I leaned my head against the soon-steamy wall and tried not to imagine Claire with a tiny version of myself in her arms. Dhampirs, children of human women and male vampires, were never a good thing. Luckily, we are really rare, since dead sperm don’t swim too well. However, there were a few cases where a newly made vamp just out of the grave had been able to sire a child. The kids were usually born barking mad and lived very short, very violent lives.
Of course, not all dhampirs were the same. Just like with human children, you never knew how the genes were going to combine. I’d known a few rare ones who took after their mothers and managed to live—mostly—normal lives. Other than for heightened senses and strength, you might never have known what they were. But those were even rarer than the rare breed itself, and I somehow doubted Claire would get so lucky.
I knew her.

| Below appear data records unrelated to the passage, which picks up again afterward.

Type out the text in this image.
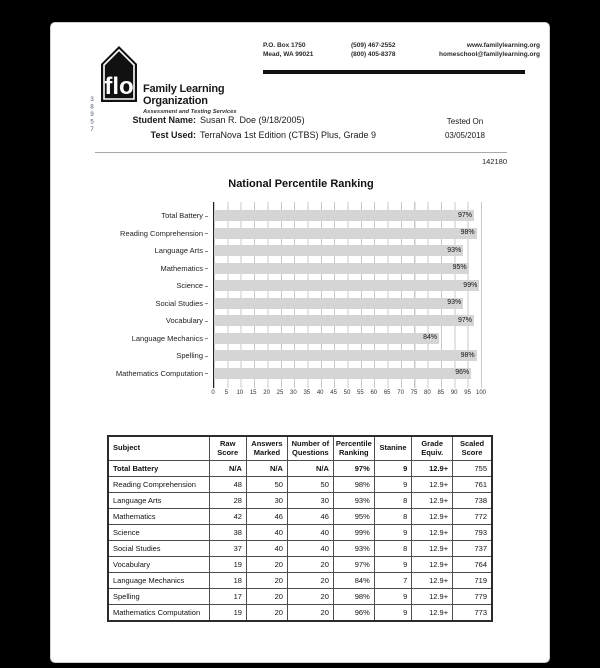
flo Family Learning
Organization
Assessment and Testing Services
P.O. Box 1750
Mead, WA 99021
(509) 467-2552
(800) 405-8378
www.familylearning.org
homeschool@familylearning.org
38957	Student Name: Susan R. Doe (9/18/2005)
Test Used: TerraNova 1st Edition (CTBS) Plus, Grade 9
Tested On
03/05/2018
142180
National Percentile Ranking
Total Battery	97%
Reading Comprehension	98%
Language Arts	93%
Mathematics	95%
Science	99%
Social Studies	93%
Vocabulary	97%
Language Mechanics	84%
Spelling	98%
Mathematics Computation	96%
0 5 10 15 20 25 30 35 40 45 50 55 60 65 70 75 80 85 90 95 100
Subject	Raw Score	Answers Marked	Number of Questions	Percentile Ranking	Stanine	Grade Equiv.	Scaled Score
Total Battery	N/A	N/A	N/A	97%	9	12.9+	755
Reading Comprehension	48	50	50	98%	9	12.9+	761
Language Arts	28	30	30	93%	8	12.9+	738
Mathematics	42	46	46	95%	8	12.9+	772
Science	38	40	40	99%	9	12.9+	793
Social Studies	37	40	40	93%	8	12.9+	737
Vocabulary	19	20	20	97%	9	12.9+	764
Language Mechanics	18	20	20	84%	7	12.9+	719
Spelling	17	20	20	98%	9	12.9+	779
Mathematics Computation	19	20	20	96%	9	12.9+	773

Whatever the story behind her child’s conception, she would love it, nurture it and defend it fiercely, at least until it grew up enough to throw her off a building in a fit of rage it wouldn’t even remember. I really, really hoped Kyle had been lying. Otherwise, I was faced with killing my best friend’s kid, along with any affection she’d ever had for me, or waiting for her violent death.
It would be useless to try to talk to Claire. She’d never understand how much danger she was in, nor be willing to take the necessary steps to ensure her safety. It was that damn respect for life she was always lecturing me about, the same one that made her a strict vegetarian and forced me to have to sneak out to eat bar-b-que. After all, I could hear her argue, I’ve known you for years and you’ve never wanted to kill me. She’d only be hurt and confused if I explained just how wrong she was. Whatever control I may have acquired through long centuries of practice, I’m still a monster. And like the one who sired me, I’ll always love death and destruction a little bit more than anything, or anyone, else.

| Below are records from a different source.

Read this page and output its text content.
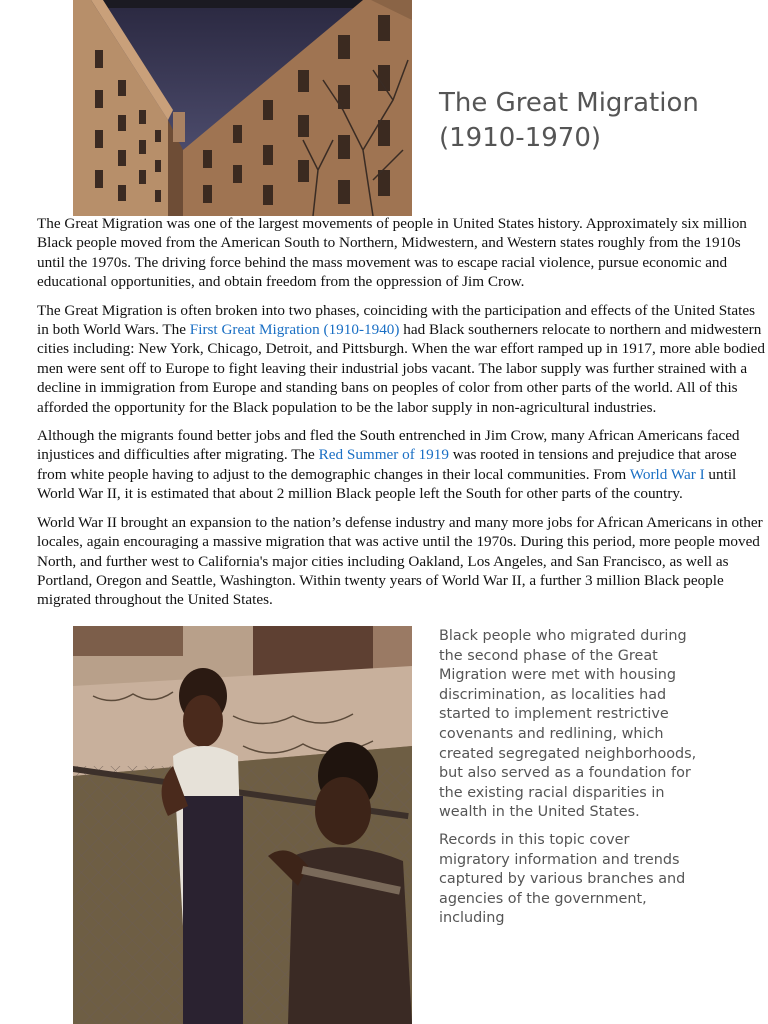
The Great Migration (1910-1970)

The Great Migration was one of the largest movements of people in United States history. Approximately six million Black people moved from the American South to Northern, Midwestern, and Western states roughly from the 1910s until the 1970s. The driving force behind the mass movement was to escape racial violence, pursue economic and educational opportunities, and obtain freedom from the oppression of Jim Crow.

The Great Migration is often broken into two phases, coinciding with the participation and effects of the United States in both World Wars. The First Great Migration (1910-1940) had Black southerners relocate to northern and midwestern cities including: New York, Chicago, Detroit, and Pittsburgh. When the war effort ramped up in 1917, more able bodied men were sent off to Europe to fight leaving their industrial jobs vacant. The labor supply was further strained with a decline in immigration from Europe and standing bans on peoples of color from other parts of the world. All of this afforded the opportunity for the Black population to be the labor supply in non-agricultural industries.

Although the migrants found better jobs and fled the South entrenched in Jim Crow, many African Americans faced injustices and difficulties after migrating. The Red Summer of 1919 was rooted in tensions and prejudice that arose from white people having to adjust to the demographic changes in their local communities. From World War I until World War II, it is estimated that about 2 million Black people left the South for other parts of the country.

World War II brought an expansion to the nation’s defense industry and many more jobs for African Americans in other locales, again encouraging a massive migration that was active until the 1970s. During this period, more people moved North, and further west to California's major cities including Oakland, Los Angeles, and San Francisco, as well as Portland, Oregon and Seattle, Washington. Within twenty years of World War II, a further 3 million Black people migrated throughout the United States.

Black people who migrated during the second phase of the Great Migration were met with housing discrimination, as localities had started to implement restrictive covenants and redlining, which created segregated neighborhoods, but also served as a foundation for the existing racial disparities in wealth in the United States.

Records in this topic cover migratory information and trends captured by various branches and agencies of the government, including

I don’t know much about my mother, except that she was a young serving girl dumb enough to believe that the local lord’s handsome son wasn’t just having a good time with her. They’d been together for several months before he was cursed with vampirism, a state he failed to recognize immediately. Unlike the usual way of making a vamp, the curse took a while to complete the transformation. There was no big death scene and no dramatic clawing his way out of his own grave. Instead, he’d shrugged off the Gypsy’s mutterings as the ravings of a madwoman and gone about his usual, love-’em-and-leave-’em lifestyle for a fateful few days. Fortunately, I was the only one to whom he’d passed his newly acquired vampiric genes in the meantime.

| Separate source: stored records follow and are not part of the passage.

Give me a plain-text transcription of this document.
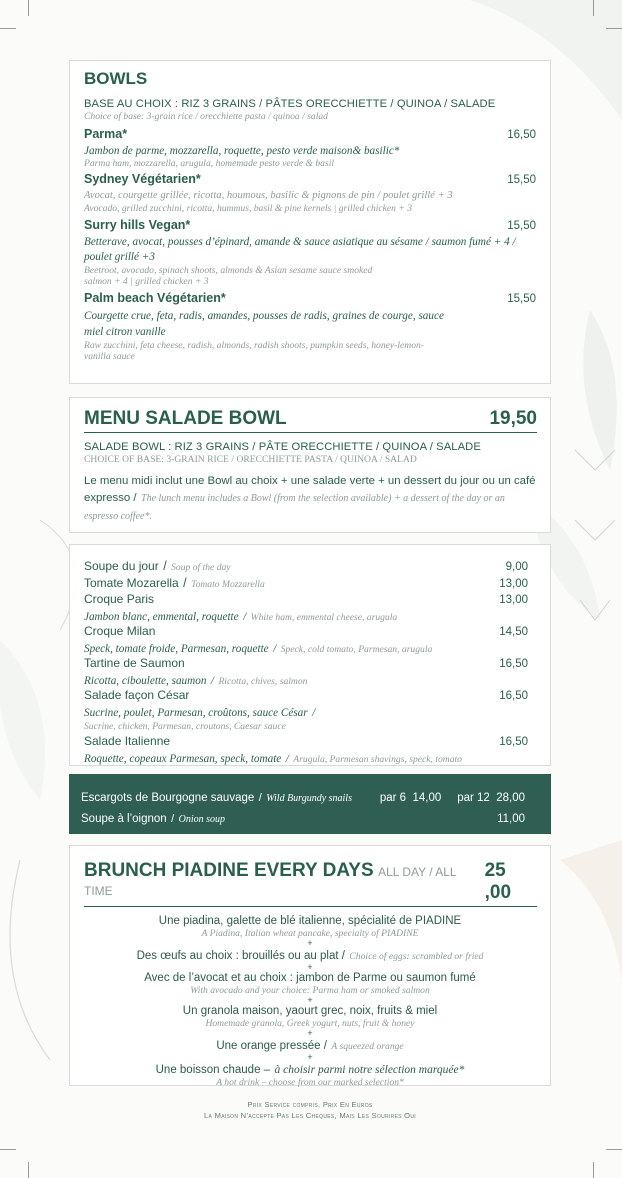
BOWLS
BASE AU CHOIX : RIZ 3 GRAINS / PÂTES ORECCHIETTE / QUINOA / SALADE
Choice of base: 3-grain rice / orecchiette pasta / quinoa / salad
Parma*	16,50
Jambon de parme, mozzarella, roquette, pesto verde maison& basilic*
Parma ham, mozzarella, arugula, homemade pesto verde & basil
Sydney Végétarien*	15,50
Avocat, courgette grillée, ricotta, houmous, basilic & pignons de pin / poulet grillé + 3
Avocado, grilled zucchini, ricotta, hummus, basil & pine kernels | grilled chicken + 3
Surry hills Vegan*	15,50
Betterave, avocat, pousses d’épinard, amande & sauce asiatique au sésame / saumon fumé + 4 / poulet grillé +3
Beetroot, avocado, spinach shoots, almonds & Asian sesame sauce smoked salmon + 4 | grilled chicken + 3
Palm beach Végétarien*	15,50
Courgette crue, feta, radis, amandes, pousses de radis, graines de courge, sauce miel citron vanille
Raw zucchini, feta cheese, radish, almonds, radish shoots, pumpkin seeds, honey-lemon-vanilla sauce
MENU SALADE BOWL	19,50
SALADE BOWL : RIZ 3 GRAINS / PÂTE ORECCHIETTE / QUINOA / SALADE
CHOICE OF BASE: 3-GRAIN RICE / ORECCHIETTE PASTA / QUINOA / SALAD
Le menu midi inclut une Bowl au choix + une salade verte + un dessert du jour ou un café expresso / The lunch menu includes a Bowl (from the selection available) + a dessert of the day or an espresso coffee*.
Soupe du jour / Soup of the day	9,00
Tomate Mozarella / Tomato Mozzarella	13,00
Croque Paris	13,00
Jambon blanc, emmental, roquette / White ham, emmental cheese, arugula
Croque Milan	14,50
Speck, tomate froide, Parmesan, roquette / Speck, cold tomato, Parmesan, arugula
Tartine de Saumon	16,50
Ricotta, ciboulette, saumon / Ricotta, chives, salmon
Salade façon César	16,50
Sucrine, poulet, Parmesan, croûtons, sauce César /
Sucrine, chicken, Parmesan, croutons, Caesar sauce
Salade Italienne	16,50
Roquette, copeaux Parmesan, speck, tomate / Arugula, Parmesan shavings, speck, tomato
Escargots de Bourgogne sauvage / Wild Burgundy snails par 6 14,00 par 12 28,00
Soupe à l’oignon / Onion soup	11,00
BRUNCH PIADINE EVERY DAYS ALL DAY / ALL TIME
25 ,00
Une piadina, galette de blé italienne, spécialité de PIADINE
A Piadina, Italian wheat pancake, specialty of PIADINE
+
Des œufs au choix : brouillés ou au plat / Choice of eggs: scrambled or fried
+
Avec de l’avocat et au choix : jambon de Parme ou saumon fumé
With avocado and your choice: Parma ham or smoked salmon
+
Un granola maison, yaourt grec, noix, fruits & miel
Homemade granola, Greek yogurt, nuts, fruit & honey
+
Une orange pressée / A squeezed orange
+
Une boisson chaude – à choisir parmi notre sélection marquée*
A hot drink – choose from our marked selection*
Prix Service compris. Prix En Euros
La Maison N’accepte Pas Les Chèques, Mais Les Sourires Oui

Long story short, nine months later, after he’d gone off to get his undead head together, a bouncing baby me entered the world, only to find that the world wasn’t happy to see me. The humans where I grew up were pretty savvy about all things vampire and figured out what I was the first time they saw my baby fangs. Mother was told to drown me in the river and save everyone a lot of trouble. I don’t know to this day whether I’m happy or not that she gave me away to a passing Gypsy band instead. She died in a plague some years later, so I never knew her. And my father—well, let’s just say we have issues.
I don’t guess that is too surprising considering that dhampirs and vampires are mortal enemies. Some legends say that God lets dhampirs exist to keep a check on the number of vamps out there. A more scientific explanation is that the predator instinct in vamps is necessary to allow them to feed, but it plays hell with a body that has an adrenal system to overload. But I think at least part of the anger we carry is a natural reaction to being forced into a world where we have zero chance of ever belonging. Vampires hate and fear us, and usually try to kill us on sight. Humans think we’re one of them for a while, until one of the rages takes us and our true nature becomes all too obvious. Then we’re on the run again, trying to avoid angry mobs of both species while attempting to carve a niche out of their world for ourselves.